Hier et demain : $b pensées brèves
CHAPITRE IV
La matière et la force.
L’évolution de la pensée scientifique a conduit de la certitude absolue à des incertitudes progressives. Il y a cinquante ans la science représentait un cycle de vérités que le doute n’effleurait jamais. Les fondements de l’édifice étaient d’une imposante grandeur. Des équations savantes reliant les éléments irréductibles des choses le temps, l’espace, la matière et la force, semblaient tracer à la nature ses lois. Les découvertes récentes ont anéanti toutes nos illusions sur la simplicité de l’univers.

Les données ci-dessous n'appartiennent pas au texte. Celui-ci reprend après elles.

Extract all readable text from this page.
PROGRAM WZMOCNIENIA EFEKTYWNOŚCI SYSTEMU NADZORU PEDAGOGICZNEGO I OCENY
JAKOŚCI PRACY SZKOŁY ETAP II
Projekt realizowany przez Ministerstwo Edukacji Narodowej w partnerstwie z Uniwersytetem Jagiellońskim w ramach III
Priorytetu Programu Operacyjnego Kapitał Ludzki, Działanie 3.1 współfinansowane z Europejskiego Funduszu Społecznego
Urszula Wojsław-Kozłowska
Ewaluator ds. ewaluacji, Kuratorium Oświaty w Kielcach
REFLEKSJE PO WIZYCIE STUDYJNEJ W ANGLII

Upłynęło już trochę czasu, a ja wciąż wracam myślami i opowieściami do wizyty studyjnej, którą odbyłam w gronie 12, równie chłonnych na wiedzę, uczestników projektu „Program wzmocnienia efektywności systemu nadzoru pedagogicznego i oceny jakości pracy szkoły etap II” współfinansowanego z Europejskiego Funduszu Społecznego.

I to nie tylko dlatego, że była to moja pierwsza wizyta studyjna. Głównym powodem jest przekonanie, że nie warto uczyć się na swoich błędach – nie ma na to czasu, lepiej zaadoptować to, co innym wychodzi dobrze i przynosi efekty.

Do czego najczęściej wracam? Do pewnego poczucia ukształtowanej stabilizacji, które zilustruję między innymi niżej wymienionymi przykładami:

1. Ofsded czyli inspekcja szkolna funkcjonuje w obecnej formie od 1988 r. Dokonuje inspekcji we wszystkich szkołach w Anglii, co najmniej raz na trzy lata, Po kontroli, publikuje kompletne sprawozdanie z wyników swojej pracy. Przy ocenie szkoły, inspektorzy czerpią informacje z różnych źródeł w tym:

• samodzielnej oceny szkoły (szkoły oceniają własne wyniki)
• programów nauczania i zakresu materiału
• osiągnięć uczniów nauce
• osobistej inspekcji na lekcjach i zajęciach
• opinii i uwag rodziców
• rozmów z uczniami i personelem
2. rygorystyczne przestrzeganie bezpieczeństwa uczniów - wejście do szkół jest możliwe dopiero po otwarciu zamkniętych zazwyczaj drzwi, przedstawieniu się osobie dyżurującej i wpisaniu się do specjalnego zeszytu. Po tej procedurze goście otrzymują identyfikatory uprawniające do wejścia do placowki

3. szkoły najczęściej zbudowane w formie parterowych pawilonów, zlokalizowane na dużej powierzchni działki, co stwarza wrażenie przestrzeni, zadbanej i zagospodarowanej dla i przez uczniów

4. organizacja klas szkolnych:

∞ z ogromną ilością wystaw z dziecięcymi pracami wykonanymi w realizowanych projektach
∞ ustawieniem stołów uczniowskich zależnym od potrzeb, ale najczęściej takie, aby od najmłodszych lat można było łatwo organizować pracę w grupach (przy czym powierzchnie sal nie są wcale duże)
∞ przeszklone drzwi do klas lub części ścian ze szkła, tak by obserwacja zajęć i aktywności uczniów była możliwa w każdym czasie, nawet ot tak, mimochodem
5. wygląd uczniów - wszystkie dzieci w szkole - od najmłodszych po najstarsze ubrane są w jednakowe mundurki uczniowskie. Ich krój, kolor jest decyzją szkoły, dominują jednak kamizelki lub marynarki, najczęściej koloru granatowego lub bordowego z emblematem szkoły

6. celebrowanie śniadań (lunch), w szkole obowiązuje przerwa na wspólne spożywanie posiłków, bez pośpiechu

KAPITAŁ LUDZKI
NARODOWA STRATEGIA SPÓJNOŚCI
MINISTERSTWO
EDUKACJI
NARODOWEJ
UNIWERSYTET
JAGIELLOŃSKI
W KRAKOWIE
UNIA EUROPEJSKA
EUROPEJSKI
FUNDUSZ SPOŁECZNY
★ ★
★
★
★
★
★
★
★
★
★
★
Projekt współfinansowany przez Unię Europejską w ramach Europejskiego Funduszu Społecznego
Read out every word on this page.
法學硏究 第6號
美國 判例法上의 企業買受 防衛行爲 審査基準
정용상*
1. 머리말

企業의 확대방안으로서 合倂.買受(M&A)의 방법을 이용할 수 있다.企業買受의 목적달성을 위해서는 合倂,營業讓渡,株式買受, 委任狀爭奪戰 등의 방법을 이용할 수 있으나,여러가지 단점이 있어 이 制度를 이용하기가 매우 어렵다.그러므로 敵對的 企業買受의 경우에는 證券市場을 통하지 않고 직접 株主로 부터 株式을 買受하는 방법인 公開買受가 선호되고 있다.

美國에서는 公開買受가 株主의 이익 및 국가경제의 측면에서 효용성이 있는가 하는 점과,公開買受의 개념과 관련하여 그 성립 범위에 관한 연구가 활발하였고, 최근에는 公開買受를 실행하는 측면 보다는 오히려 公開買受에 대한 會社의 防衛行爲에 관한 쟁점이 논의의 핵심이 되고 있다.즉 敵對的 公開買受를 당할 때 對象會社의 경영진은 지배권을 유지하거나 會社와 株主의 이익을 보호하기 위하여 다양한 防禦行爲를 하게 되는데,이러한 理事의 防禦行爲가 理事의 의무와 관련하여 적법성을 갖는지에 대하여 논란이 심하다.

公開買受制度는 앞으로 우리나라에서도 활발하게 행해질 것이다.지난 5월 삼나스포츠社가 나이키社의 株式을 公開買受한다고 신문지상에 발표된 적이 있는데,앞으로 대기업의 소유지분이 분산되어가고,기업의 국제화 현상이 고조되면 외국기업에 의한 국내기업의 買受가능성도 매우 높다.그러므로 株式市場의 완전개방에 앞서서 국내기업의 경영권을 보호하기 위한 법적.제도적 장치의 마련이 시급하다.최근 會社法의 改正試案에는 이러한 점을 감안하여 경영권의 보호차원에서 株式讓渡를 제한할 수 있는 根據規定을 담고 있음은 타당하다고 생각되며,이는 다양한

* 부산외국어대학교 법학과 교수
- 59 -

La mécanique classique, jadis en apparence la plus sûre des sciences, est celle qui révéla le plus d’incertitudes dès que l’expérience toucha ses fondements. A l’époque où ses adeptes croyaient expliquer le monde avec les équations du mouvement, l’univers paraissait fort simple. Aujourd’hui l’impuissance de la dynamique à interpréter les choses est devenue évidente. La mécanique énergétique qui ne voit dans les phénomènes que des mutations d’énergie, n’a pas réussi davantage à donner des explications plus sûres.
Les nouvelles expériences sur la variation de la masse avec sa vitesse, sur l’identité de la matière et de la force, sur le rayonnement de l’énergie par éléments de grandeurs variables dits Quanta et par conséquent sur la substitution du discontinu au continu dans les phénomènes, ont suffi à montrer la faible solidité de principes scientifiques considérés jadis comme indestructibles.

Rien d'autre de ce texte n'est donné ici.